Na primeira vez em que fui visitar o Jaime na clínica ficamos em silêncio por quase uma hora, quinze anos de amizade nos poupam de certos diálogos dispendiosos. No momento de ir embora ouvi com clareza o que seus olhos me diziam, não podia abandoná-lo, e não o fiz. Na semana seguinte houve a necessidade de falar, de abraçar, de chorar; é difícil permanecer impassível quando seu colega de quarto é internado após tentar serrar os pulsos com um serrote, dessa vez era isso que seus olhos e braços me diziam. Os suicidas estão à procura de sua própria justiça, na qual a morte é a sentença final. O Jaime não era um suicida, ao menos não nos moldes convencionais, já que tomar uma garrafa de destilado por dia vinha se mostrando uma técnica efetiva para findar com sua vida. Seus sorrisos tornaram-se raros, pequenas ilhas de alívio no caos murado da instituição; os espaços cada vez menores, a alma tumultuada, a mente entulhada. Não sei o que tive mais medo de ver, se um surto ou a depressão profunda, um conforto mórbido me tomava ao vê-lo flutuar entre ambas hipóteses. Foi na décima terceira semana que decidimos que algo precisava ser feito.
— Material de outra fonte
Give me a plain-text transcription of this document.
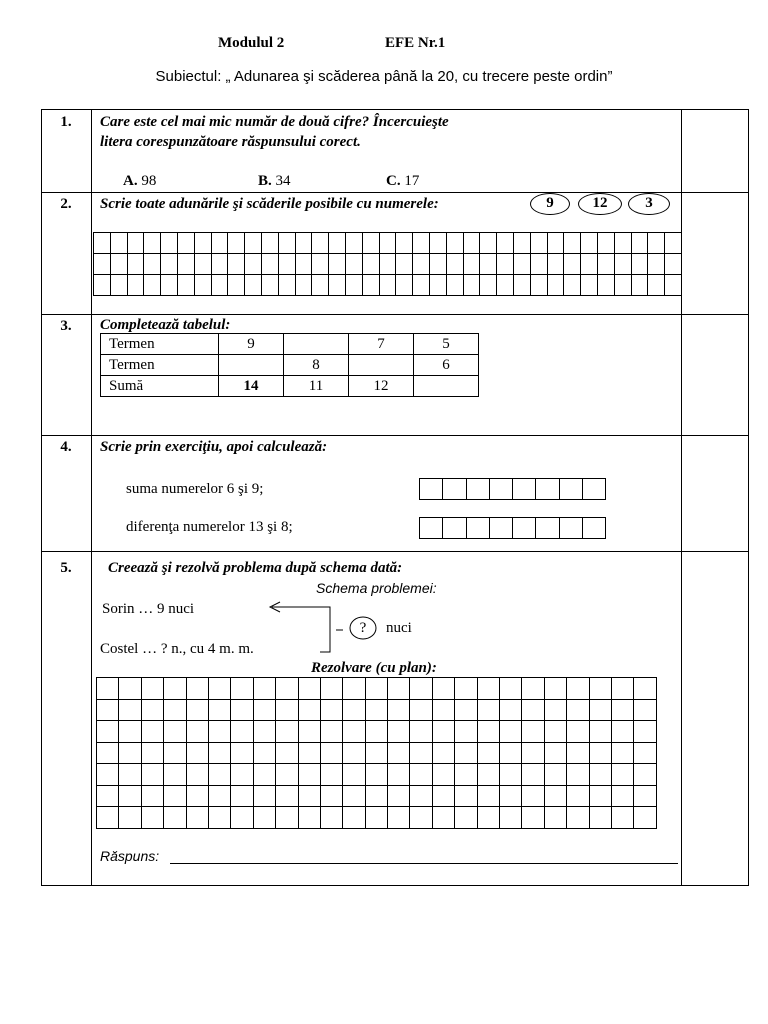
Modulul 2	EFE Nr.1
Subiectul: „ Adunarea şi scăderea până la 20, cu trecere peste ordin”
1.	Care este cel mai mic număr de două cifre? Încercuieşte
litera corespunzătoare răspunsului corect.
A. 98	B. 34	C. 17
2.	Scrie toate adunările şi scăderile posibile cu numerele:	9	12	3
3.	Completează tabelul:
Termen	9		7	5
Termen		8		6
Sumă	14	11	12	
4.	Scrie prin exerciţiu, apoi calculează:
suma numerelor 6 şi 9;
diferenţa numerelor 13 şi 8;
5.	Creează şi rezolvă problema după schema dată:
Schema problemei:
Sorin … 9 nuci
Costel … ? n., cu 4 m. m.
? nuci
Rezolvare (cu plan):
Răspuns:
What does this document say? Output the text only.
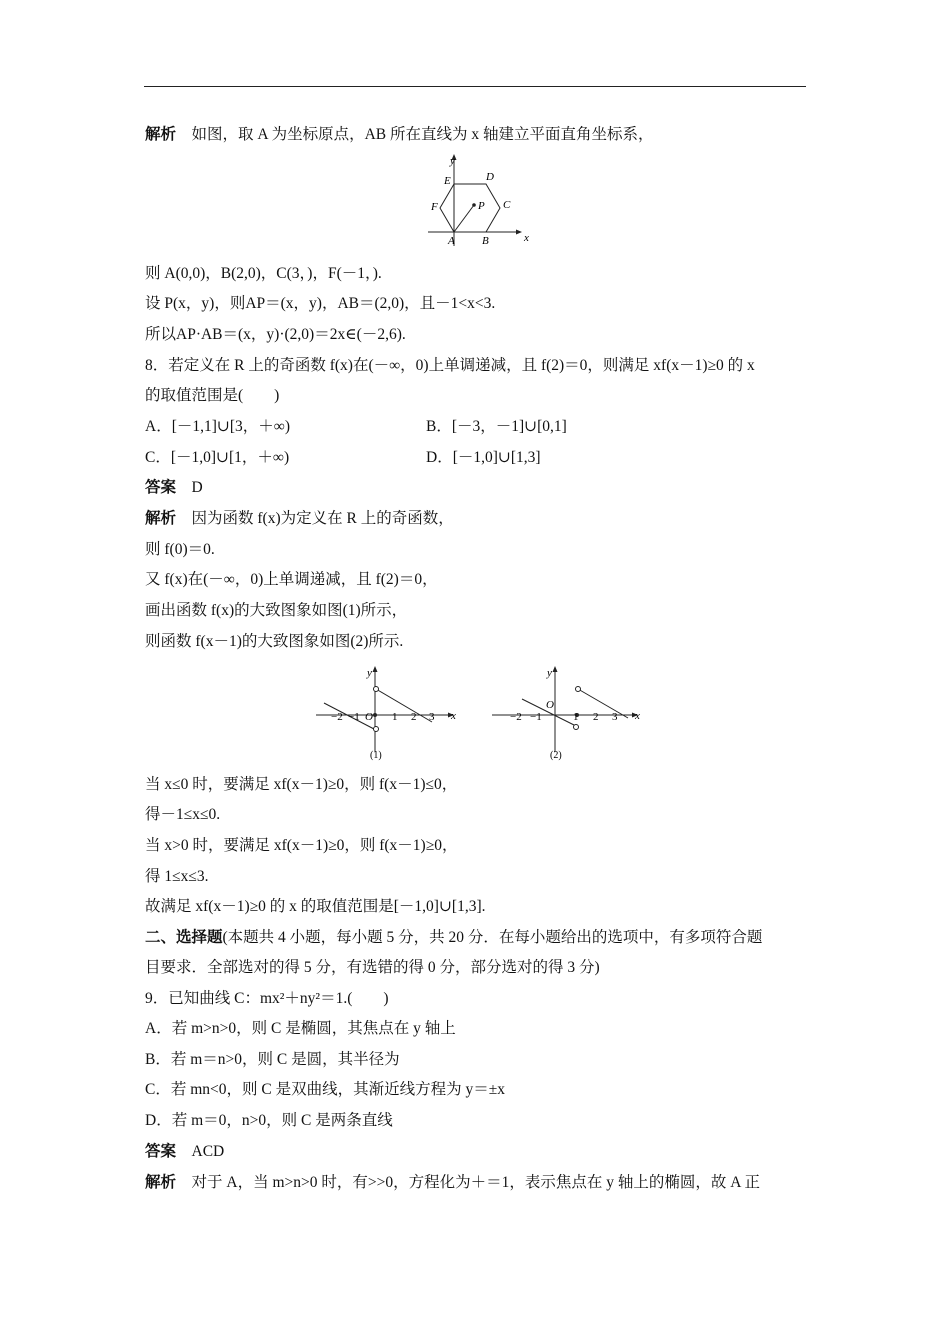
解析　如图，取 A 为坐标原点，AB 所在直线为 x 轴建立平面直角坐标系，
y
x
E	D
F	P C
A B
则 A(0,0)，B(2,0)，C(3，)，F(－1，).
设 P(x，y)，则AP＝(x，y)，AB＝(2,0)，且－1<x<3.
所以AP·AB＝(x，y)·(2,0)＝2x∈(－2,6).
8．若定义在 R 上的奇函数 f(x)在(－∞，0)上单调递减，且 f(2)＝0，则满足 xf(x－1)≥0 的 x
的取值范围是(　　)
A．[－1,1]∪[3，＋∞)	B．[－3，－1]∪[0,1]
C．[－1,0]∪[1，＋∞)	D．[－1,0]∪[1,3]
答案　D
解析　因为函数 f(x)为定义在 R 上的奇函数，
则 f(0)＝0.
又 f(x)在(－∞，0)上单调递减，且 f(2)＝0，
画出函数 f(x)的大致图象如图(1)所示，
则函数 f(x－1)的大致图象如图(2)所示.
y
x
O
−2 −1	1 2 3
(1)
y
x
O
−2 −1	1 2 3
(2)
当 x≤0 时，要满足 xf(x－1)≥0，则 f(x－1)≤0，
得－1≤x≤0.
当 x>0 时，要满足 xf(x－1)≥0，则 f(x－1)≥0，
得 1≤x≤3.
故满足 xf(x－1)≥0 的 x 的取值范围是[－1,0]∪[1,3].
二、选择题(本题共 4 小题，每小题 5 分，共 20 分．在每小题给出的选项中，有多项符合题
目要求．全部选对的得 5 分，有选错的得 0 分，部分选对的得 3 分)
9．已知曲线 C：mx²＋ny²＝1.(　　)
A．若 m>n>0，则 C 是椭圆，其焦点在 y 轴上
B．若 m＝n>0，则 C 是圆，其半径为
C．若 mn<0，则 C 是双曲线，其渐近线方程为 y＝±x
D．若 m＝0，n>0，则 C 是两条直线
答案　ACD
解析　对于 A，当 m>n>0 时，有>>0，方程化为＋＝1，表示焦点在 y 轴上的椭圆，故 A 正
Nunca concordei com essa internação, entendo-a, não é fácil para família alguma ter alguém fora de controle, mas não posso compactuar com isso. Lá fora o Jaime era a materialização da beleza na desordem, um furacão que arrasa um campo de rosas para se encher de cor, aqui ele não passa de um sopro, incapaz de espalhar as pétalas de um dente de leão. Onde esse ímpeto se perdeu? Na abstenção do álcool ou da vontade própria? Troquei minhas mágoas pela vergonha depois de descobrir o motivo de não ter sido ouvido em algumas visitas; certo dia trocaram o Jaime de quarto, sem consentimento algum ele foi amarrado em sua cama e transferido para outro cômodo, frio e com janelas menores. A crise de identidade se apossou dele, não se sentia mais um homem, era agora objeto. Não tinha mais nome, por isso não atendia quando o chamavam, tornou-se coisa, dessas que trocamos de lugar por mero paisagismo e descartamos quando causam problemas. Definitivamente, não existe amor sem empatia.

Uma hóstia podre e carcomida pelos vermes ainda é o corpo de cristo? Era a pergunta que me fazia todos os dias em que tinha que encarar um Jesus deteriorado na sala de espera da clínica. Dois mil anos com os pulsos pregados, quanto tempo mais era possível aguentar esse tipo de tortura? Na décima quarta semana cumpri com o combinado, depois que o Jaime voltou a ser alguém, a gente mergulhou num saudosismo afável, de quando éramos quem queríamos ser: bêbados que culpavam o álcool pelas próprias frustrações artísticas.

Pouco dormi na semana que antecedeu esse dia, nos momentos em que o cansaço venceu a angústia sonhei com prédios ruindo, maldito sonho que não me abandona. Deixei o carro embaixo da figueira de sempre, há quem diga que ela é a árvore da vida, também dizem que foi onde se deu o enforcamento de Judas Iscariotes. Minhas mãos suam, agora seria incapaz de dar um nó em qualquer corda. Como já me é habitual, encaro Jesus, com todas as minhas dúvidas.

Enfim chamam pelo meu nome. No caminho até o quarto o enfermeiro elogia minha decisão de trazer toddynho e trakinas para meu amigo, diz que nos últimos dias os internos passaram à pão e água, só meneio com a cabeça. É minha vez de engolir as palavras, sento em frente a ele e respondo com os olhos o seu questionamento. Trouxe? Estico a mão e lhe entrego, sinto medo, receio, vontade de me livrar logo disso e seguir em frente. Ele sorri nervosamente, a ansiedade lhe obriga a contrair seu maxilar, tomado pela dúvida, se espera o momento certo ou se entrega agora. Suo frio, quero ir embora, mas não consigo nem me levantar, nem virar o rosto, ele fura a superfície de alumínio com o canudinho e bebe tudo num gole só. Sorri com leveza, me abraça com calor, me pede pra voltar na semana seguinte. Vou embora me arrastando, as costas arqueadas carregam o peso de uma cruz, quantas mentiras conseguimos contar durante a vida?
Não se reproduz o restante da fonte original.